Editorial

Microsoft has not backed Apple in its fight against the FBI, but does it matter?

Microsoft and Apple are very different companies.
Satya Nadella, chief executive officer of Microsoft Corp., gestures as he speaks during the Future Decoded technology event at ExCeL in London, U.K., on Monday, Nov. 10, 2014. Microsoft recently unveiled an activity-tracking wristband and related Internet-based service that can track and analyze health, fitness and sleep data, jumping into the crowded wearable-computer market.
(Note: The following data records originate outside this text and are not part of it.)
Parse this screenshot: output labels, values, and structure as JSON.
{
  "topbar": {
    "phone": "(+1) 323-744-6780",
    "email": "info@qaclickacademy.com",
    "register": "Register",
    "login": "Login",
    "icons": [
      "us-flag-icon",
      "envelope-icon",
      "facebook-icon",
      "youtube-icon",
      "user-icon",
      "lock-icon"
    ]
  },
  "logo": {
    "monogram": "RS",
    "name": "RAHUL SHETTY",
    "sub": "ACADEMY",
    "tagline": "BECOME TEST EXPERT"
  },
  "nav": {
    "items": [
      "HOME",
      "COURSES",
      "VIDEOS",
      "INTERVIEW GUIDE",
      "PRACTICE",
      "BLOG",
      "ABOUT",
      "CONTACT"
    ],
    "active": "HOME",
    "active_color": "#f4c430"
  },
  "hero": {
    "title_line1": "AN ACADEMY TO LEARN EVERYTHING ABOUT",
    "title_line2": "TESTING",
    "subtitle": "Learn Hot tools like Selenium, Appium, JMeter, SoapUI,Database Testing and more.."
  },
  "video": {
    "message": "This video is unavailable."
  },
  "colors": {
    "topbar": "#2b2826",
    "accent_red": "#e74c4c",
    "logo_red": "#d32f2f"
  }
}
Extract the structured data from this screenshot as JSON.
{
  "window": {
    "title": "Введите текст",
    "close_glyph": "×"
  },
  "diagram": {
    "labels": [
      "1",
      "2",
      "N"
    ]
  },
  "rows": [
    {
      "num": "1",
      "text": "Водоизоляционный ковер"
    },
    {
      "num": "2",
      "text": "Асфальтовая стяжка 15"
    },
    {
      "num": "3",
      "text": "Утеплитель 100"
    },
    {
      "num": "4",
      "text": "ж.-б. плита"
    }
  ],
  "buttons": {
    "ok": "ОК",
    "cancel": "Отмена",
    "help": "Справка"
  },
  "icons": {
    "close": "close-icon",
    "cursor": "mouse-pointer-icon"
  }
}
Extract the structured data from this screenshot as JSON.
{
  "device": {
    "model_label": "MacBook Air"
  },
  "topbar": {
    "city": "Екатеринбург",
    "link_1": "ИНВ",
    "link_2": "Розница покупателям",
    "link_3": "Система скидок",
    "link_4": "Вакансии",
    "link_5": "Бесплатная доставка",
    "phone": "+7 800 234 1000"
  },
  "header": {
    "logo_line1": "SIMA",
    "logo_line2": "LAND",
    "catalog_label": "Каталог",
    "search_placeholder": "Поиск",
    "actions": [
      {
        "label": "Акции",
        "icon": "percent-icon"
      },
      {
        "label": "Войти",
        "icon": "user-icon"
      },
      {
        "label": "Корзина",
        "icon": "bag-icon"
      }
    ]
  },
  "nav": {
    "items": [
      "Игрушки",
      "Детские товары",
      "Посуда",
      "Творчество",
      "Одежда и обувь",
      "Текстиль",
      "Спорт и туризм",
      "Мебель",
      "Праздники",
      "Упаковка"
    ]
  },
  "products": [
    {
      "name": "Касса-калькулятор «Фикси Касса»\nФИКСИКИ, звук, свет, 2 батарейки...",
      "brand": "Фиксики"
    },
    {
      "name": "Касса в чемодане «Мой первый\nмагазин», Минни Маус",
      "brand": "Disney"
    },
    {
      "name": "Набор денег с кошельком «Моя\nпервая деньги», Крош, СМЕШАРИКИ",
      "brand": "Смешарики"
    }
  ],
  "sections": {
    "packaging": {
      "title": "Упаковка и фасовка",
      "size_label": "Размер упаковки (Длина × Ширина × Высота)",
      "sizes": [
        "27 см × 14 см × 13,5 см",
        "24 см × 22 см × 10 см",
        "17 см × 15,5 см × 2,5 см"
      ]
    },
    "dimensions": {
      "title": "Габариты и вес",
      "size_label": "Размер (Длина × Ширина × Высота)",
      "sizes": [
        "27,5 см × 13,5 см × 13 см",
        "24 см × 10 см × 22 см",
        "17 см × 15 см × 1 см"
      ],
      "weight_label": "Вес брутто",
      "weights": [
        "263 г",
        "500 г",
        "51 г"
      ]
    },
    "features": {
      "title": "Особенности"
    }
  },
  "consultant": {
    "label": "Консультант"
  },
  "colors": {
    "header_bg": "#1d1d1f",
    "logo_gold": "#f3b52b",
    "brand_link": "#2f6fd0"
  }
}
Photographer: Jason Alden/Bloomberg

Apple is currently engaged in a tense argument with the FBI over the unlocking on an iPhone used by one of the San Bernardino shooters.

The phone, an iPhone 5c, is password-protected and the US government wants Apple to build a piece of software that allows them to make unlimited guesses, revealing the secrets the phone holds.

Apple, however, has very different ideas.

CEO Tim Cook wrote a public letter which described the request, made by the FBI, as “chilling.” Apple’s problem is, according to the letter, that “once [the software is] created, the technique could be used over and over again, on any number of devices.” Cook compares it to a “master key” that would unlock all iPhones.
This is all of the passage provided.